How CAT Powers Real‑Time Distributed Monitoring at Scale
This article introduces CAT, a Java‑based open‑source distributed real‑time monitoring system, covering its origins, design goals, architecture, message processing pipeline, instrumentation model, and how it achieves high availability, scalability, and low‑latency analytics for large‑scale internet services.
CAT Overview
CAT (Central Application Tracking) is a pure‑Java, open‑source distributed real‑time monitoring system originally developed at Dianping in 2011, inspired by eBay's CAL. Its source code is hosted on GitHub and was created by Wu Qimin and You Yong.
Current Status
Released under the Apache License, CAT is used by over 100 Chinese internet companies, including Dianping, Ctrip, Liepin, LuJinSuo, and Zhaogang. By March 2016 it had earned more than 1,000 GitHub stars.
Design Goals
Scalable: supports distributed, cross‑IDC deployment and horizontal scaling.
High availability: monitoring continues even if some applications fail.
Real‑time processing: information loses value quickly during incident handling.
Full data coverage: captures low‑probability events that may become critical.
High throughput: requires strong processing capacity to reconstruct incidents.
Fault tolerance: CAT failures should not affect business services.
Best‑effort reliability: allows message loss, aiming for four‑nine reliability.
Architecture
The design emphasizes simplicity, decentralization, and component collaboration. It uses a two‑layer structure, relying only on external storage such as HDFS and MySQL, and adopts a fully componentized implementation. Because a single machine cannot handle the massive message volume, CAT shards traffic and balances load across nodes.

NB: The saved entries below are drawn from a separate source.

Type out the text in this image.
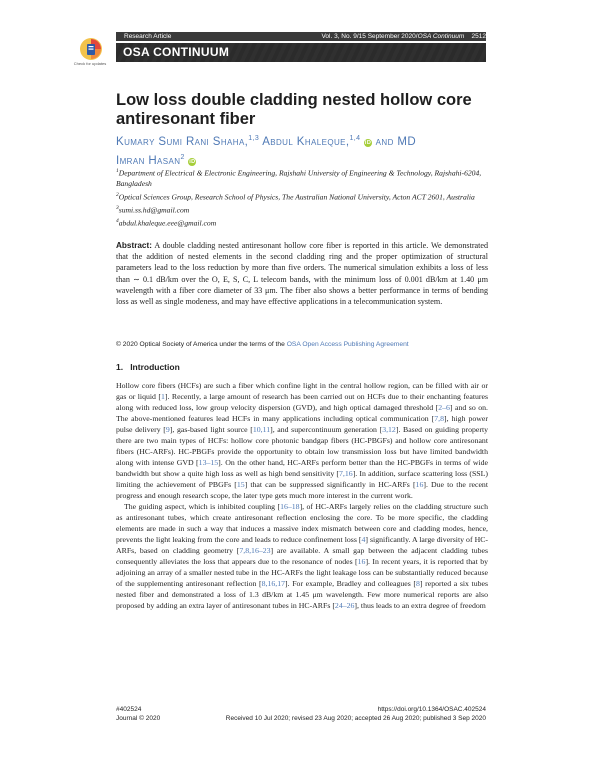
Check for updates
Research Article	Vol. 3, No. 9/15 September 2020/OSA Continuum 2512
OSA CONTINUUM
Low loss double cladding nested hollow core antiresonant fiber
Kumary Sumi Rani Shaha,$^{1,3}$ Abdul Khaleque,$^{1,4}$ iD and MD
Imran Hasan$^2$ iD
$^1$Department of Electrical & Electronic Engineering, Rajshahi University of Engineering & Technology, Rajshahi-6204, Bangladesh
$^2$Optical Sciences Group, Research School of Physics, The Australian National University, Acton ACT 2601, Australia
$^3$sumi.ss.hd@gmail.com
$^4$abdul.khaleque.eee@gmail.com
Abstract: A double cladding nested antiresonant hollow core fiber is reported in this article. We demonstrated that the addition of nested elements in the second cladding ring and the proper optimization of structural parameters lead to the loss reduction by more than five orders. The numerical simulation exhibits a loss of less than ∼ 0.1 dB/km over the O, E, S, C, L telecom bands, with the minimum loss of 0.001 dB/km at 1.40 μm wavelength with a fiber core diameter of 33 μm. The fiber also shows a better performance in terms of bending loss as well as single modeness, and may have effective applications in a telecommunication system.
© 2020 Optical Society of America under the terms of the OSA Open Access Publishing Agreement
1. Introduction

Hollow core fibers (HCFs) are such a fiber which confine light in the central hollow region, can be filled with air or gas or liquid [1]. Recently, a large amount of research has been carried out on HCFs due to their enchanting features along with reduced loss, low group velocity dispersion (GVD), and high optical damaged threshold [2–6] and so on. The above-mentioned features lead HCFs in many applications including optical communication [7,8], high power pulse delivery [9], gas-based light source [10,11], and supercontinuum generation [3,12]. Based on guiding property there are two main types of HCFs: hollow core photonic bandgap fibers (HC-PBGFs) and hollow core antiresonant fibers (HC-ARFs). HC-PBGFs provide the opportunity to obtain low transmission loss but have limited bandwidth along with intense GVD [13–15]. On the other hand, HC-ARFs perform better than the HC-PBGFs in terms of wide bandwidth but show a quite high loss as well as high bend sensitivity [7,16]. In addition, surface scattering loss (SSL) limiting the achievement of PBGFs [15] that can be suppressed significantly in HC-ARFs [16]. Due to the recent progress and enough research scope, the later type gets much more interest in the current work.

The guiding aspect, which is inhibited coupling [16–18], of HC-ARFs largely relies on the cladding structure such as antiresonant tubes, which create antiresonant reflection enclosing the core. To be more specific, the cladding elements are made in such a way that induces a massive index mismatch between core and cladding modes, hence, prevents the light leaking from the core and leads to reduce confinement loss [4] significantly. A large diversity of HC-ARFs, based on cladding geometry [7,8,16–23] are available. A small gap between the adjacent cladding tubes consequently alleviates the loss that appears due to the resonance of nodes [16]. In recent years, it is reported that by adjoining an array of a smaller nested tube in the HC-ARFs the light leakage loss can be substantially reduced because of the supplementing antiresonant reflection [8,16,17]. For example, Bradley and colleagues [8] reported a six tubes nested fiber and demonstrated a loss of 1.3 dB/km at 1.45 μm wavelength. Few more numerical reports are also proposed by adding an extra layer of antiresonant tubes in HC-ARFs [24–26], thus leads to an extra degree of freedom

#402524
Journal © 2020
https://doi.org/10.1364/OSAC.402524
Received 10 Jul 2020; revised 23 Aug 2020; accepted 26 Aug 2020; published 3 Sep 2020
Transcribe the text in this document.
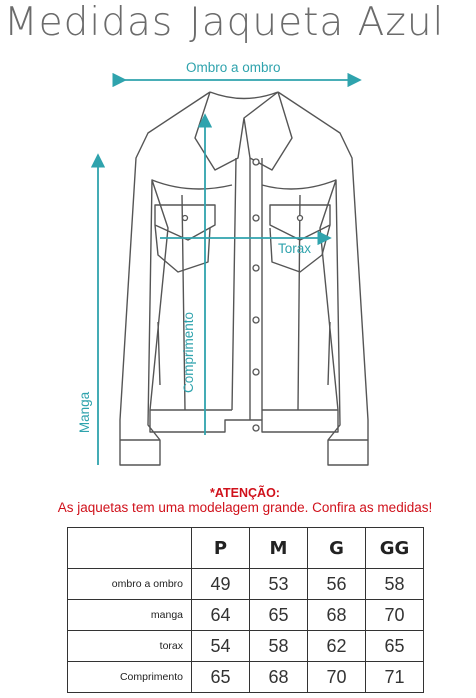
Medidas Jaqueta Azul
Ombro a ombro
Torax
Comprimento
Manga
*ATENÇÃO:
As jaquetas tem uma modelagem grande. Confira as medidas!
	P	M	G	GG
ombro a ombro	49	53	56	58
manga	64	65	68	70
torax	54	58	62	65
Comprimento	65	68	70	71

Applications embed CAT API for instrumentation; backend threads use persistent TCP connections to stream messages to servers. CAT provides fail‑over to alternate servers when needed and currently uses a native serialization protocol, with plans to support additional protocols such as Thrift.
Messages are deserialized, placed into queues, and dispatched by a real‑time scheduler to independent consumer queues. Consumers typically perform incremental, stream‑based calculations and store hourly reports in a central database.
Daily reports are merged from 24 hourly reports; weekly reports are merged from seven daily reports, and so on.
The CAT console (UI) retrieves reports from storage for display. Real‑time reports are served via HTTP aggregation; historical reports are read directly from the database.
Raw messages are first stored locally, then uploaded to HDFS, while reports are stored as key/value pairs in MySQL.
Message Processing Pipeline
Processing consists of five stages: collection, transmission, analysis, storage, and presentation.
Collection : Applications instrument logs, which are sent as a message tree to a transmission queue. If the queue is full, messages are dropped.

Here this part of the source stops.